Carnauba is unlikely to break down easily, due to its hardening properties and high melting point, Rather than digesting the wax, the substance would pass through the body—this makes sense given the wax's use in coating everything from medicine to candy. I imagine this is not a major issue for bassoonists, as we are talking about trace amounts in soaking water (assuming it does break down over long soak periods). The yellowish finish may be a negative for some reed makers, but I don’t think this detracts much from the reed’s appearance (and it certainly doesn’t affect its playing).
Here is my process for using this wax:
- Using an open flame, heat a section of the Carnauba wax bar over an open flame (I recommend an alcohol lamp)
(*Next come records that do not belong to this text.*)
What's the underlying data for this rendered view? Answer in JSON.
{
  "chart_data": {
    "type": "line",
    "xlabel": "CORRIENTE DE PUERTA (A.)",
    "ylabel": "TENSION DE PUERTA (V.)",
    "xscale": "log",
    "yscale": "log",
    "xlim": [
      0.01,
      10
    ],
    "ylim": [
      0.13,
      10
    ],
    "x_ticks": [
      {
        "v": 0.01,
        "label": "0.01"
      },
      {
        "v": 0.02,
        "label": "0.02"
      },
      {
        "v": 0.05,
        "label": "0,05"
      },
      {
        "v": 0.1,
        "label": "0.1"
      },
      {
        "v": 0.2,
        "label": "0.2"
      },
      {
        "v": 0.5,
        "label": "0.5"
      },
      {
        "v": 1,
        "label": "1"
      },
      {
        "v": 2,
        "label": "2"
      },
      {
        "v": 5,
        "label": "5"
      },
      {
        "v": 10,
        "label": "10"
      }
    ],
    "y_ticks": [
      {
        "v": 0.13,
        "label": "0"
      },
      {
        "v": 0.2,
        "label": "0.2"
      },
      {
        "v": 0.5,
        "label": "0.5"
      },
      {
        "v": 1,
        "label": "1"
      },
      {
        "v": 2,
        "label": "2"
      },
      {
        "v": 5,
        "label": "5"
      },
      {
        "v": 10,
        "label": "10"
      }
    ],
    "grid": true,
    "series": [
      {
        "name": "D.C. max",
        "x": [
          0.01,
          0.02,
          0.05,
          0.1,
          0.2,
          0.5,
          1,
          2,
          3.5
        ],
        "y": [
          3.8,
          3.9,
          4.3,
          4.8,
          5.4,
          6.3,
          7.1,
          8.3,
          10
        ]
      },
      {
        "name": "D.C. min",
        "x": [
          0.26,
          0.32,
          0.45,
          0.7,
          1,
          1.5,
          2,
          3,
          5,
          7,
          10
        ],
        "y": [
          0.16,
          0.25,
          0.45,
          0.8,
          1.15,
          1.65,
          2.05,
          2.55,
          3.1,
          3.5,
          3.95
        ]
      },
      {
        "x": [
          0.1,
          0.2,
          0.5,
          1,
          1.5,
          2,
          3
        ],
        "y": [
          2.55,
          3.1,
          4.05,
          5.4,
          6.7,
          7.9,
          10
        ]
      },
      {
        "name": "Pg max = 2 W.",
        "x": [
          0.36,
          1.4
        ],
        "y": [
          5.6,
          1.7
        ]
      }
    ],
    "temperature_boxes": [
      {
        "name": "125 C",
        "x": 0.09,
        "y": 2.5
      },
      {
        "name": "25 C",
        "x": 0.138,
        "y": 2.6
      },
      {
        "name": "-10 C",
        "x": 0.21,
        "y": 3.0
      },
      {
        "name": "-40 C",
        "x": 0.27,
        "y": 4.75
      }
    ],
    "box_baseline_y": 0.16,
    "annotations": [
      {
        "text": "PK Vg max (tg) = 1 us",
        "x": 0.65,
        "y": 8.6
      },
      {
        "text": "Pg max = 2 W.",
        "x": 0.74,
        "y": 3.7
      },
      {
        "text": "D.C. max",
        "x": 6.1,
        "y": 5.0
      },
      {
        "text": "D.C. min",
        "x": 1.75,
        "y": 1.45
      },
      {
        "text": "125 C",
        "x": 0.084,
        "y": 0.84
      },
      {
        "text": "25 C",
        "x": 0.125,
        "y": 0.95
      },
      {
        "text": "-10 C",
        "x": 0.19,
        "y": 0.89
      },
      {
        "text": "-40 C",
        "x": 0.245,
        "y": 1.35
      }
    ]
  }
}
- Drip the wax onto the tube. I allow the wax to build up all around the tube—trust me, it will look messy at this point
- Melt away excess wax by spinning the reed over the flame, using spare cardboard to catch any dripping wax
Finally, let's talk toxicity. As a naturally-derived wax, Carnauba does not contain harsh solvents like those found in popular hobby glues. This wax is free of Acetone and solvents that have some nasty health effects—but more on that in a later post. I'm currently performing Carnauba experiments on my personal set of reeds, but my continuous exposure to hobby glue makes a natural alternative more appealing by the day. Who knows, depending on my findings with Carnauba, I may use this wax (or another natural sealant?) for Basso Vento Bassoon Reeds in the future!